Buying and Selling eContent 2006: The Power of Users Accelerates with Mainstream Publishers and Content Consumers
One of the more interesting things about this panel was how so many of the techniques for generating value in publishing that were so cutting-edge at last year's conference have been assimilated so quickly into mainstream publishing. This year it's EXPECTED that there will be numerous bloggers at the conference, whereas last year it was still something of a novelty. David Meerman Scott's panel on user-generated content underscored this point. Rusty Williams of Prospero illustrated how user-generated content has made its way into numerous mainstream publications, including high-value niches such as woodworking in which custom cabinetry expert
Steve Casey has a weblog for Taunton Press'
Fine Cabinetry unwinds his insights into cabinet-making for high-end enthusiasts. I found this to be a particularly compelling example, as it targets a high-end market that is likely to pick up print content. But they welcome the contact with an expert such as Steve and have the opportunity to drop comments and participate in an online community. Larry Schwartz of Newstex highlighted their recent integration of weblogs with LexisNexis, in which Newstex licenses weblog content and pays back royalties from the use of their content by LexisNexis users. A very traditional arrangement, which is the point: webloggers are publishers, as Larry notes, and are viewed as quality sources of information by enterprise audiences catered to by LexisNexis. The point of user-generated media being quality content was underscored by Cyndi Schoenbrun of Consumers Union, publisher of
Consumer Reports, who ticked off a wide array of media-oriented weblogs that she monitors to keep on touch of the publishing industry - a list that she uses to alert her internal users to key developments. Cyndi has a screening process that separates in her mind the "serious" weblog content from other sources, but the key is that she sees it as industrial-strength content that frequently breaks stories and moves markets.

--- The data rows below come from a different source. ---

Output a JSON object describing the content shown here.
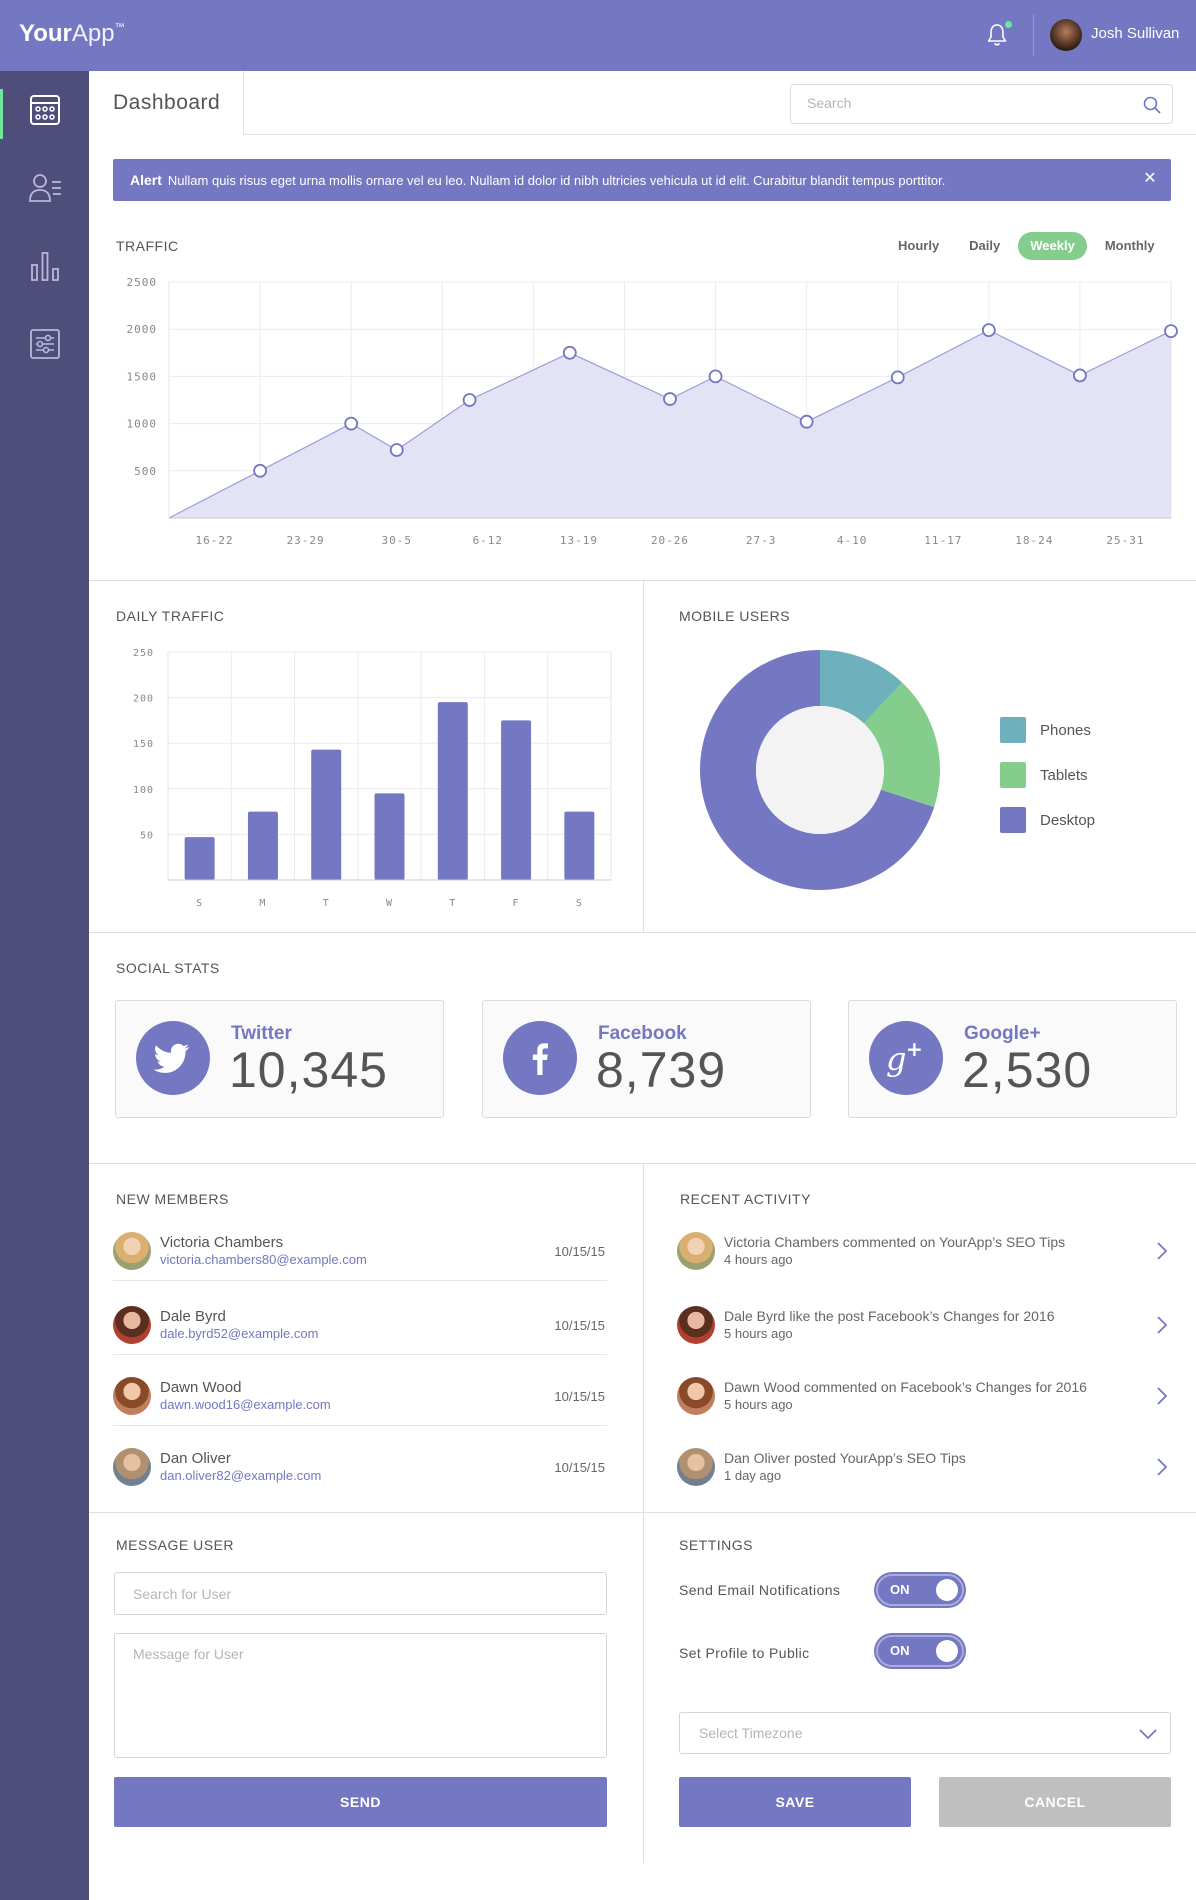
{
  "header": {
    "logo_bold": "Your",
    "logo_light": "App",
    "logo_tm": "™",
    "user_name": "Josh Sullivan",
    "icons": [
      "bell-icon",
      "user-avatar"
    ]
  },
  "sidebar": {
    "items": [
      {
        "name": "dashboard",
        "icon": "calendar-grid-icon",
        "active": true
      },
      {
        "name": "users",
        "icon": "user-list-icon",
        "active": false
      },
      {
        "name": "stats",
        "icon": "bar-chart-icon",
        "active": false
      },
      {
        "name": "settings",
        "icon": "sliders-icon",
        "active": false
      }
    ]
  },
  "tabbar": {
    "title": "Dashboard",
    "search_placeholder": "Search"
  },
  "alert": {
    "label": "Alert",
    "message": "Nullam quis risus eget urna mollis ornare vel eu leo. Nullam id dolor id nibh ultricies vehicula ut id elit. Curabitur blandit tempus porttitor.",
    "close": "✕"
  },
  "traffic": {
    "title": "TRAFFIC",
    "ranges": [
      "Hourly",
      "Daily",
      "Weekly",
      "Monthly"
    ],
    "active_range": "Weekly"
  },
  "daily_traffic": {
    "title": "DAILY TRAFFIC"
  },
  "mobile_users": {
    "title": "MOBILE USERS"
  },
  "chart_data": [
    {
      "type": "area",
      "categories": [
        "16-22",
        "23-29",
        "30-5",
        "6-12",
        "13-19",
        "20-26",
        "27-3",
        "4-10",
        "11-17",
        "18-24",
        "25-31"
      ],
      "y_ticks": [
        500,
        1000,
        1500,
        2000,
        2500
      ],
      "points": [
        {
          "x": 0,
          "y": 0
        },
        {
          "x": 1,
          "y": 500
        },
        {
          "x": 2,
          "y": 1000
        },
        {
          "x": 2.5,
          "y": 720
        },
        {
          "x": 3.3,
          "y": 1250
        },
        {
          "x": 4.4,
          "y": 1750
        },
        {
          "x": 5.5,
          "y": 1260
        },
        {
          "x": 6,
          "y": 1500
        },
        {
          "x": 7,
          "y": 1020
        },
        {
          "x": 8,
          "y": 1490
        },
        {
          "x": 9,
          "y": 1990
        },
        {
          "x": 10,
          "y": 1510
        },
        {
          "x": 11,
          "y": 1980
        }
      ],
      "ylim": [
        0,
        2500
      ],
      "grid": true,
      "fill_color": "#e3e3f5",
      "line_color": "#9c9ed6"
    },
    {
      "type": "bar",
      "categories": [
        "S",
        "M",
        "T",
        "W",
        "T",
        "F",
        "S"
      ],
      "values": [
        47,
        75,
        143,
        95,
        195,
        175,
        75
      ],
      "y_ticks": [
        50,
        100,
        150,
        200,
        250
      ],
      "ylim": [
        0,
        250
      ],
      "grid": true,
      "color": "#7477c1"
    },
    {
      "type": "pie",
      "donut": true,
      "labels": [
        "Phones",
        "Tablets",
        "Desktop"
      ],
      "values": [
        12,
        18,
        70
      ],
      "colors": [
        "#6eb0bc",
        "#84cd8c",
        "#7477c1"
      ],
      "legend": "right"
    }
  ],
  "social": {
    "title": "SOCIAL STATS",
    "cards": [
      {
        "name": "Twitter",
        "count": "10,345",
        "icon": "twitter-icon"
      },
      {
        "name": "Facebook",
        "count": "8,739",
        "icon": "facebook-icon"
      },
      {
        "name": "Google+",
        "count": "2,530",
        "icon": "google-plus-icon"
      }
    ]
  },
  "members": {
    "title": "NEW MEMBERS",
    "rows": [
      {
        "name": "Victoria Chambers",
        "email": "victoria.chambers80@example.com",
        "date": "10/15/15"
      },
      {
        "name": "Dale Byrd",
        "email": "dale.byrd52@example.com",
        "date": "10/15/15"
      },
      {
        "name": "Dawn Wood",
        "email": "dawn.wood16@example.com",
        "date": "10/15/15"
      },
      {
        "name": "Dan Oliver",
        "email": "dan.oliver82@example.com",
        "date": "10/15/15"
      }
    ]
  },
  "activity": {
    "title": "RECENT ACTIVITY",
    "rows": [
      {
        "text": "Victoria Chambers commented on YourApp’s SEO Tips",
        "time": "4 hours ago"
      },
      {
        "text": "Dale Byrd like the post Facebook’s Changes for 2016",
        "time": "5 hours ago"
      },
      {
        "text": "Dawn Wood commented on Facebook’s Changes for 2016",
        "time": "5 hours ago"
      },
      {
        "text": "Dan Oliver posted YourApp’s SEO Tips",
        "time": "1 day ago"
      }
    ]
  },
  "message": {
    "title": "MESSAGE USER",
    "user_placeholder": "Search for User",
    "message_placeholder": "Message for User",
    "send_label": "SEND"
  },
  "settings": {
    "title": "SETTINGS",
    "email_label": "Send Email Notifications",
    "email_toggle": "ON",
    "public_label": "Set Profile to Public",
    "public_toggle": "ON",
    "timezone_placeholder": "Select Timezone",
    "save_label": "SAVE",
    "cancel_label": "CANCEL"
  }
}
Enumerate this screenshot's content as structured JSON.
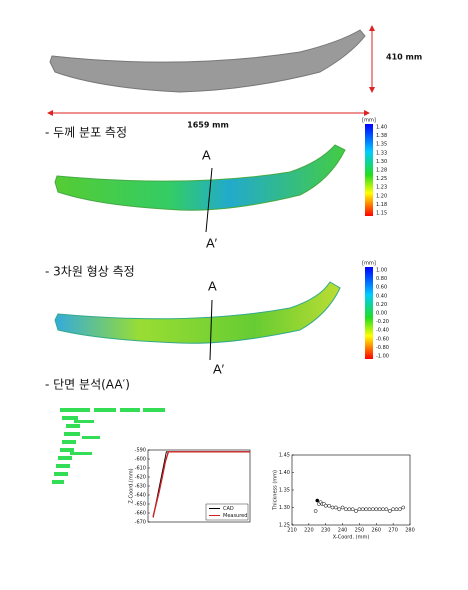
{
  "document": {
    "dim_height": "410 mm",
    "dim_width": "1659 mm",
    "section1": "- 두께 분포 측정",
    "section2": "- 3차원 형상 측정",
    "section3": "- 단면 분석(AA′)",
    "label_a1": "A",
    "label_a1p": "A′",
    "label_a2": "A",
    "label_a2p": "A′",
    "colorbar1": {
      "unit": "[mm]",
      "labels": [
        "1.40",
        "1.38",
        "1.35",
        "1.33",
        "1.30",
        "1.28",
        "1.25",
        "1.23",
        "1.20",
        "1.18",
        "1.15"
      ]
    },
    "colorbar2": {
      "unit": "[mm]",
      "labels": [
        "1.00",
        "0.80",
        "0.60",
        "0.40",
        "0.20",
        "0.00",
        "-0.20",
        "-0.40",
        "-0.60",
        "-0.80",
        "-1.00"
      ]
    }
  },
  "chart_data": [
    {
      "type": "line",
      "y_label": "Z-Coord.(mm)",
      "xlim": [
        0,
        100
      ],
      "ylim": [
        -670,
        -590
      ],
      "yticks": [
        -590,
        -600,
        -610,
        -620,
        -630,
        -640,
        -650,
        -660,
        -670
      ],
      "legend": "lower right",
      "series": [
        {
          "name": "CAD",
          "color": "#000000",
          "x": [
            5,
            18,
            100
          ],
          "values": [
            -665,
            -592,
            -592
          ]
        },
        {
          "name": "Measured",
          "color": "#cc2222",
          "x": [
            5,
            8,
            11,
            14,
            17,
            20,
            100
          ],
          "values": [
            -664,
            -650,
            -636,
            -620,
            -603,
            -592,
            -592
          ]
        }
      ]
    },
    {
      "type": "scatter",
      "x_label": "X-Coord. (mm)",
      "y_label": "Thickness (mm)",
      "xlim": [
        210,
        280
      ],
      "ylim": [
        1.25,
        1.45
      ],
      "xticks": [
        210,
        220,
        230,
        240,
        250,
        260,
        270,
        280
      ],
      "yticks": [
        {
          "value": 1.45,
          "label": "1.45"
        },
        {
          "value": 1.4,
          "label": "1.40"
        },
        {
          "value": 1.35,
          "label": "1.35"
        },
        {
          "value": 1.3,
          "label": "1.30"
        },
        {
          "value": 1.25,
          "label": "1.25"
        }
      ],
      "series": [
        {
          "name": null,
          "color": "#000000",
          "x": [
            224,
            225,
            226,
            227,
            228,
            229,
            230,
            232,
            234,
            236,
            238,
            240,
            242,
            244,
            246,
            248,
            250,
            252,
            254,
            256,
            258,
            260,
            262,
            264,
            266,
            268,
            270,
            272,
            274,
            276
          ],
          "values": [
            1.29,
            1.32,
            1.31,
            1.315,
            1.31,
            1.31,
            1.305,
            1.305,
            1.3,
            1.3,
            1.295,
            1.3,
            1.295,
            1.295,
            1.295,
            1.29,
            1.295,
            1.295,
            1.295,
            1.295,
            1.295,
            1.295,
            1.295,
            1.295,
            1.295,
            1.29,
            1.295,
            1.295,
            1.295,
            1.3
          ]
        }
      ]
    }
  ]
}
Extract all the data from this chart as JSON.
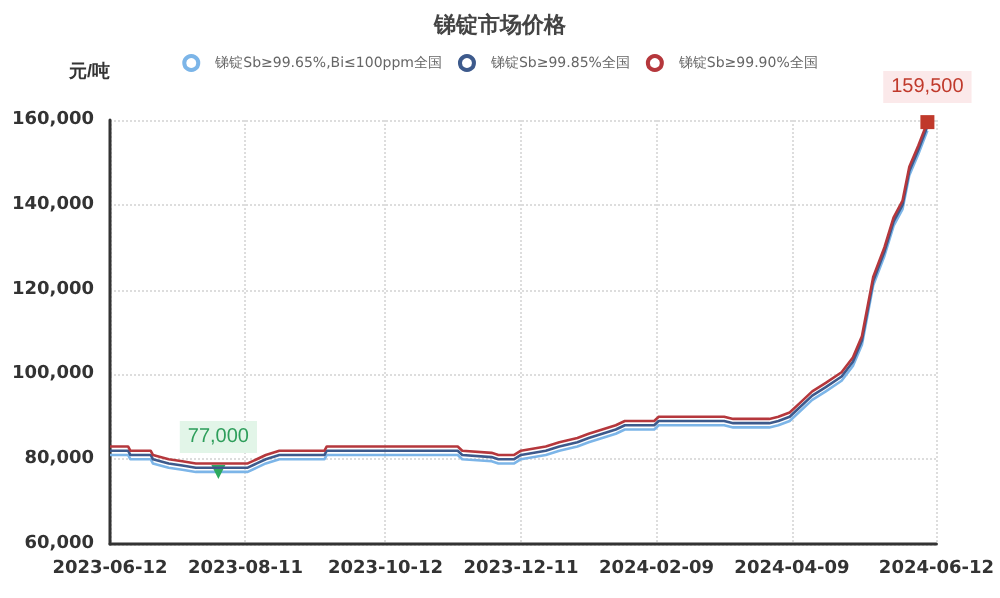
{
  "chart_data": {
    "type": "line",
    "title": "锑锭市场价格",
    "ylabel": "元/吨",
    "x": [
      "2023-06-12",
      "2023-06-20",
      "2023-06-21",
      "2023-06-30",
      "2023-07-01",
      "2023-07-08",
      "2023-07-14",
      "2023-07-20",
      "2023-07-30",
      "2023-08-12",
      "2023-08-16",
      "2023-08-20",
      "2023-08-26",
      "2023-09-15",
      "2023-09-16",
      "2023-11-13",
      "2023-11-15",
      "2023-11-28",
      "2023-12-01",
      "2023-12-08",
      "2023-12-11",
      "2023-12-22",
      "2023-12-28",
      "2024-01-05",
      "2024-01-10",
      "2024-01-16",
      "2024-01-22",
      "2024-01-26",
      "2024-02-08",
      "2024-02-10",
      "2024-03-10",
      "2024-03-14",
      "2024-03-30",
      "2024-04-03",
      "2024-04-08",
      "2024-04-12",
      "2024-04-18",
      "2024-04-24",
      "2024-05-01",
      "2024-05-06",
      "2024-05-10",
      "2024-05-15",
      "2024-05-20",
      "2024-05-24",
      "2024-05-28",
      "2024-05-31",
      "2024-06-04",
      "2024-06-08"
    ],
    "series": [
      {
        "name": "锑锭Sb≥99.65%,Bi≤100ppm全国",
        "color": "#7cb5e8",
        "values": [
          81000,
          81000,
          80000,
          80000,
          79000,
          78000,
          77500,
          77000,
          77000,
          77000,
          78000,
          79000,
          80000,
          80000,
          81000,
          81000,
          80000,
          79500,
          79000,
          79000,
          80000,
          81000,
          82000,
          83000,
          84000,
          85000,
          86000,
          87000,
          87000,
          88000,
          88000,
          87500,
          87500,
          88000,
          89000,
          91000,
          94000,
          96000,
          98500,
          102000,
          107000,
          121000,
          128000,
          135000,
          139000,
          147000,
          152000,
          157500
        ],
        "value_labels": [
          null,
          null,
          null,
          null,
          null,
          null,
          null,
          null,
          "77,000",
          null,
          null,
          null,
          null,
          null,
          null,
          null,
          null,
          null,
          null,
          null,
          null,
          null,
          null,
          null,
          null,
          null,
          null,
          null,
          null,
          null,
          null,
          null,
          null,
          null,
          null,
          null,
          null,
          null,
          null,
          null,
          null,
          null,
          null,
          null,
          null,
          null,
          null,
          null
        ]
      },
      {
        "name": "锑锭Sb≥99.85%全国",
        "color": "#3d5a8c",
        "values": [
          82000,
          82000,
          81000,
          81000,
          80000,
          79000,
          78500,
          78000,
          78000,
          78000,
          79000,
          80000,
          81000,
          81000,
          82000,
          82000,
          81000,
          80500,
          80000,
          80000,
          81000,
          82000,
          83000,
          84000,
          85000,
          86000,
          87000,
          88000,
          88000,
          89000,
          89000,
          88500,
          88500,
          89000,
          90000,
          92000,
          95000,
          97000,
          99500,
          103000,
          108000,
          122000,
          129000,
          136000,
          140000,
          148000,
          153000,
          158500
        ]
      },
      {
        "name": "锑锭Sb≥99.90%全国",
        "color": "#b5373c",
        "values": [
          83000,
          83000,
          82000,
          82000,
          81000,
          80000,
          79500,
          79000,
          79000,
          79000,
          80000,
          81000,
          82000,
          82000,
          83000,
          83000,
          82000,
          81500,
          81000,
          81000,
          82000,
          83000,
          84000,
          85000,
          86000,
          87000,
          88000,
          89000,
          89000,
          90000,
          90000,
          89500,
          89500,
          90000,
          91000,
          93000,
          96000,
          98000,
          100500,
          104000,
          109000,
          123000,
          130000,
          137000,
          141000,
          149000,
          154000,
          159500
        ],
        "value_labels": [
          null,
          null,
          null,
          null,
          null,
          null,
          null,
          null,
          null,
          null,
          null,
          null,
          null,
          null,
          null,
          null,
          null,
          null,
          null,
          null,
          null,
          null,
          null,
          null,
          null,
          null,
          null,
          null,
          null,
          null,
          null,
          null,
          null,
          null,
          null,
          null,
          null,
          null,
          null,
          null,
          null,
          null,
          null,
          null,
          null,
          null,
          null,
          "159,500"
        ]
      }
    ],
    "xlim": [
      "2023-06-12",
      "2024-06-12"
    ],
    "xticks": [
      "2023-06-12",
      "2023-08-11",
      "2023-10-12",
      "2023-12-11",
      "2024-02-09",
      "2024-04-09",
      "2024-06-12"
    ],
    "ylim": [
      60000,
      160000
    ],
    "yticks": [
      {
        "value": 60000,
        "label": "60,000"
      },
      {
        "value": 80000,
        "label": "80,000"
      },
      {
        "value": 100000,
        "label": "100,000"
      },
      {
        "value": 120000,
        "label": "120,000"
      },
      {
        "value": 140000,
        "label": "140,000"
      },
      {
        "value": 160000,
        "label": "160,000"
      }
    ],
    "grid": true,
    "legend": "top",
    "line_style": "solid"
  }
}
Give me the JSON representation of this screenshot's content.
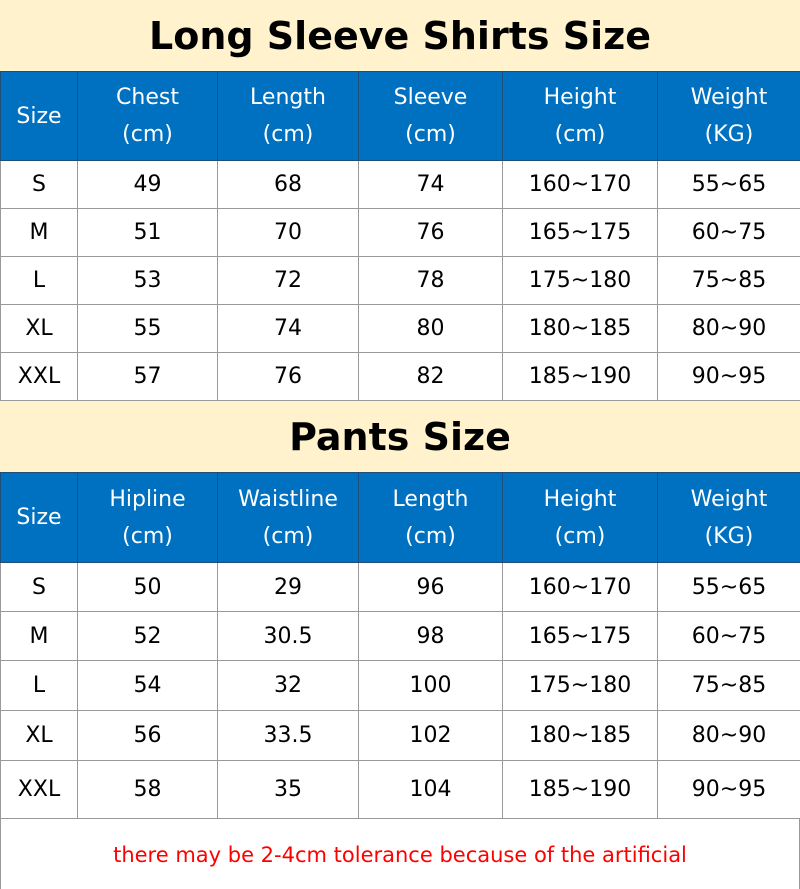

So in a fairly short period of time we have gone from user-generated media being a fringe technical phenomenon to a key factor in publishing that has the attention of professional publishers and enterprises in full. User-generated media has not changed the fundamentals of publishing, and in many ways it has been absorbed rapidly into the publishing mainstream, but they have changed fundamentally the balance of power that leverages published content. Nothing is more valuable to people than relationships with other people that can yield value to their own lives and the lives of their organizations. It's where the center of content monetization and value generation is forming rapidly. Thanks for a great panel, David.